For a single bedroom or bathroom, Cadet is the no-thought choice. For a full house electric conversion or a sunroom on the cold side of the country, the Marley or Fahrenheat upgrade is worth the extra $30 per unit for the longer service life. Always add a line-voltage thermostat ($25 to $90) unless you are buying a model with the thermostat built into the end cap. Built-in thermostats are convenient but hard to read at floor level.
Electric baseboard for a sunroom, addition, or room above the garage
Three rooms break the 10 W/sqft rule and need bigger wattage than the room size suggests:
- Sunrooms. Mostly glass envelopes lose heat through every wall. The calculator bumps W/sqft by 25 to 40 percent for a sunroom and treats the insulation as uninsulated by default. A 180 sq ft sunroom in a cold climate often lands at 2,500 to 3,000 W.
- Additions. A bonus room or addition is rarely as tight as the original house. It usually has more exterior wall per square foot and a weaker connection to the main HVAC system. The calculator adds 15 percent for an addition and assumes 2 or 3 exterior walls.
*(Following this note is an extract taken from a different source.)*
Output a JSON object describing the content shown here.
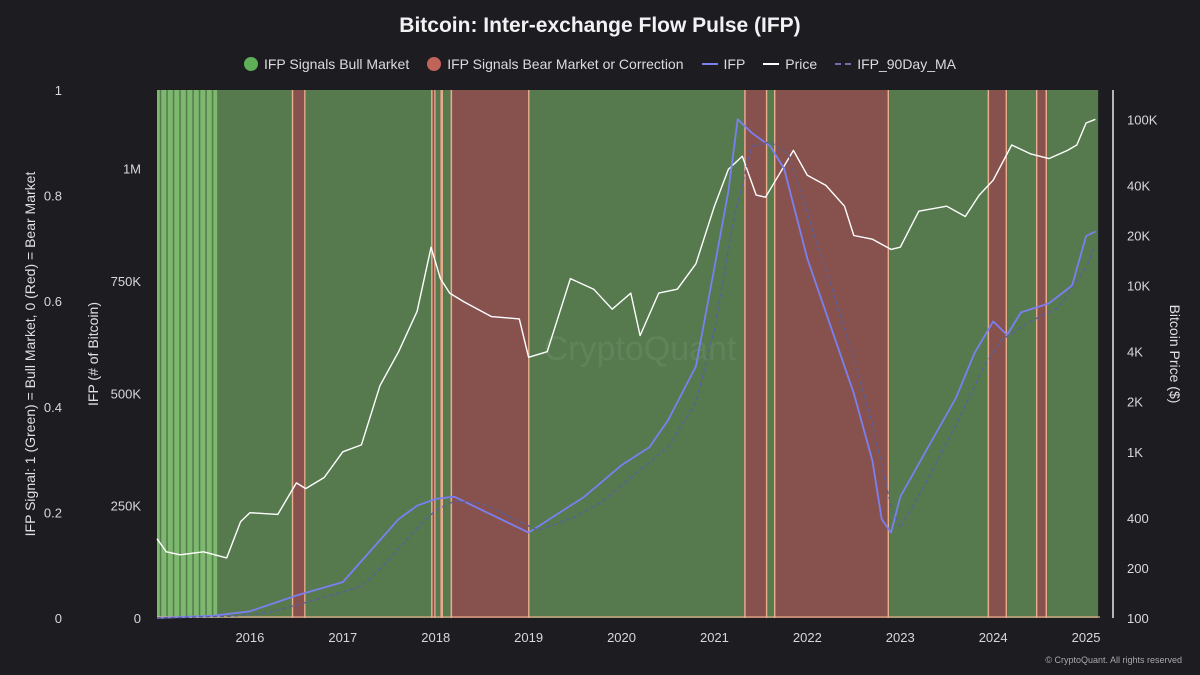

- Above the garage. A bedroom over an unheated garage loses heat through the floor at a rate the rest of the house never sees. Add 20 percent and consider insulating the garage ceiling from below before sizing the heater. R-19 batts between joists are the cheapest BTU-per-dollar fix.
For each of these, the 240V wired-in path is the only option that works. The wattage is almost always above 1,440 W. If the addition or above-garage room is part of a broader project, the HVAC replacement cost calculator runs the whole-house version of this math with the same line-item breakdown.
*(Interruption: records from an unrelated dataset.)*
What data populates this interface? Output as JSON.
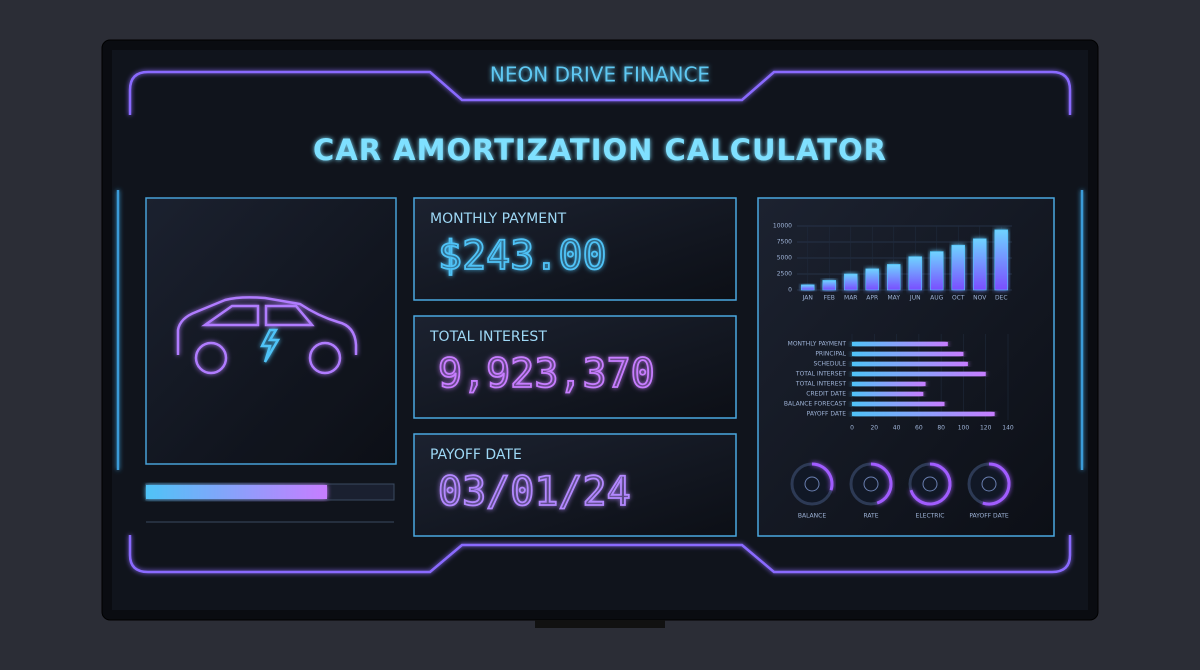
{
  "header": {
    "brand": "NEON DRIVE FINANCE",
    "title": "CAR AMORTIZATION CALCULATOR"
  },
  "cards": [
    {
      "label": "MONTHLY PAYMENT",
      "value": "$243.00",
      "color": "#4fc3f7"
    },
    {
      "label": "TOTAL INTEREST",
      "value": "9,923,370",
      "color": "#c77dff"
    },
    {
      "label": "PAYOFF DATE",
      "value": "03/01/24",
      "color": "#b388ff"
    }
  ],
  "progress": 73,
  "chart_data": [
    {
      "type": "bar",
      "categories": [
        "JAN",
        "FEB",
        "MAR",
        "APR",
        "MAY",
        "JUN",
        "AUG",
        "OCT",
        "NOV",
        "DEC"
      ],
      "values": [
        800,
        1500,
        2500,
        3300,
        4000,
        5200,
        6000,
        7000,
        8000,
        9400
      ],
      "ylim": [
        0,
        10000
      ],
      "yticks": [
        0,
        2500,
        5000,
        7500,
        10000
      ],
      "grid": true,
      "colors": [
        "#c77dff",
        "#4fc3f7"
      ]
    },
    {
      "type": "hbar",
      "categories": [
        "MONTHLY PAYMENT",
        "PRINCIPAL",
        "SCHEDULE",
        "TOTAL INTERSET",
        "TOTAL INTEREST",
        "CREDIT DATE",
        "BALANCE FORECAST",
        "PAYOFF DATE"
      ],
      "values": [
        86,
        100,
        104,
        120,
        66,
        64,
        83,
        128
      ],
      "xlim": [
        0,
        140
      ],
      "xticks": [
        0,
        20,
        40,
        60,
        80,
        100,
        120,
        140
      ],
      "colors": [
        "#4fc3f7",
        "#c77dff"
      ]
    },
    {
      "type": "gauge",
      "categories": [
        "BALANCE",
        "RATE",
        "ELECTRIC",
        "PAYOFF DATE"
      ],
      "values": [
        30,
        45,
        70,
        55
      ],
      "color": "#a15cff"
    }
  ]
}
Convection vs fan-forced vs cove vs panel heater sizing
All four heater types are electric resistance. They all hit 100 percent efficiency at the wall. What changes is how the heat moves through the room.
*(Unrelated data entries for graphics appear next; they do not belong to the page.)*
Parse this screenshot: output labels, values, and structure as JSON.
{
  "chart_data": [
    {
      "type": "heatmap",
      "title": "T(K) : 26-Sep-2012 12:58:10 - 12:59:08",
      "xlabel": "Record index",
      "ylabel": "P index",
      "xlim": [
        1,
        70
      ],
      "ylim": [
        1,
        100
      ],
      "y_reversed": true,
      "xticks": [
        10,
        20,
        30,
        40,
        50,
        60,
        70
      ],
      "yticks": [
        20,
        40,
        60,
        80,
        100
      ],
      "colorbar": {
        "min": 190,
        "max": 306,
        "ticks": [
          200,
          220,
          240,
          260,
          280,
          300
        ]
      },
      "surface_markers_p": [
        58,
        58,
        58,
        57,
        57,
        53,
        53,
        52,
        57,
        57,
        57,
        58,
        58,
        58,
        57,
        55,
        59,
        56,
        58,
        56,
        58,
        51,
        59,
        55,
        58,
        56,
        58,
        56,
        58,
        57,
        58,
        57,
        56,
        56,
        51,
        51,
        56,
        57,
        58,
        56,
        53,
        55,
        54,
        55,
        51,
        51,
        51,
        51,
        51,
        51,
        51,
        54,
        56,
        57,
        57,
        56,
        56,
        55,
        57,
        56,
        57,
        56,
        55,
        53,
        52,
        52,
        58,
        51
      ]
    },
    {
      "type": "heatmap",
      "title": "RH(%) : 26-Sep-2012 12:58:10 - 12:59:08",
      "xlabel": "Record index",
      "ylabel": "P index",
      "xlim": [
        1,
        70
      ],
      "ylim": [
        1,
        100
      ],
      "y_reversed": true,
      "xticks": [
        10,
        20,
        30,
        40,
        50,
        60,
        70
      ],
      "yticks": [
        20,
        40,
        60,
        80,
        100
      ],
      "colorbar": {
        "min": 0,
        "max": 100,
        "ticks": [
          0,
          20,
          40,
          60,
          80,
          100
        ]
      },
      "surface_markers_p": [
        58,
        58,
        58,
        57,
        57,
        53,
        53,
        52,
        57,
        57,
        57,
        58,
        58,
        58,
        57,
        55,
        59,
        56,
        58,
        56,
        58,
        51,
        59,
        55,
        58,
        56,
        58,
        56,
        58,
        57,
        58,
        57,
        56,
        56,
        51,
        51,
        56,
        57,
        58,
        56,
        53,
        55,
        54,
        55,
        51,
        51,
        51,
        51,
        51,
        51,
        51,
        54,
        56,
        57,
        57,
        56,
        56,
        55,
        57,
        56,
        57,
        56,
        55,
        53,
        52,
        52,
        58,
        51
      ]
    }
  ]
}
- Convection baseboard. Silent. Even heat. Slow ramp. The standard for bedrooms and living rooms. Sized at the watts the calculator above returns.
- Fan-forced wall heater. Twice as fast to warm a cold room. Audible fan. Best for bathrooms because of the fast recovery on a small footprint. You can size a bathroom fan-forced unit 20 percent smaller than a baseboard at the same comfort level.
- Cove heater. Mounts near the ceiling. Radiant plus convection, no floor footprint. Useful in rooms with furniture pushed against every wall. Same watts as baseboard.
- Panel heater. Lower surface temperature, cleaner look, premium price. Same sizing as baseboard. Worth the upgrade for a finished basement office or a guest room where the heater is on a visible wall.
The biggest install rules are the same across all four types: 12 inches of clearance in front of the unit, 6 inches above and to the sides, no curtains touching, no wall receptacle directly above. The cord drop on an outlet right above a baseboard heater is a UL violation waiting to melt.
How accurate is this calculator compared to an electrician estimate?
The watts-per-sqft method this page uses is the same one Cadet, Fahrenheat, King, and Marley publish, with insulation, climate, ceiling, wall exposure, glazing, and room-type adjustments layered on top. For a typical residential room that math gets you within roughly 10 percent of what a licensed electrician would specify, which matches the accuracy of the manufacturer sizing charts themselves.
What this page does not do: a full Manual J load calc with measured blower-door infiltration, duct losses, or south-window solar gain. None of those matter at the single-room level the way they do for whole-house equipment sizing. What matters here, room volume, insulation, climate, exterior exposure, window load, and use case, is exactly what the calculator above captures. Before you commit to a 240V install in a panel that is already crowded, double-check with the breaker size calculator so the electrician quote does not balloon with a sub-panel surprise.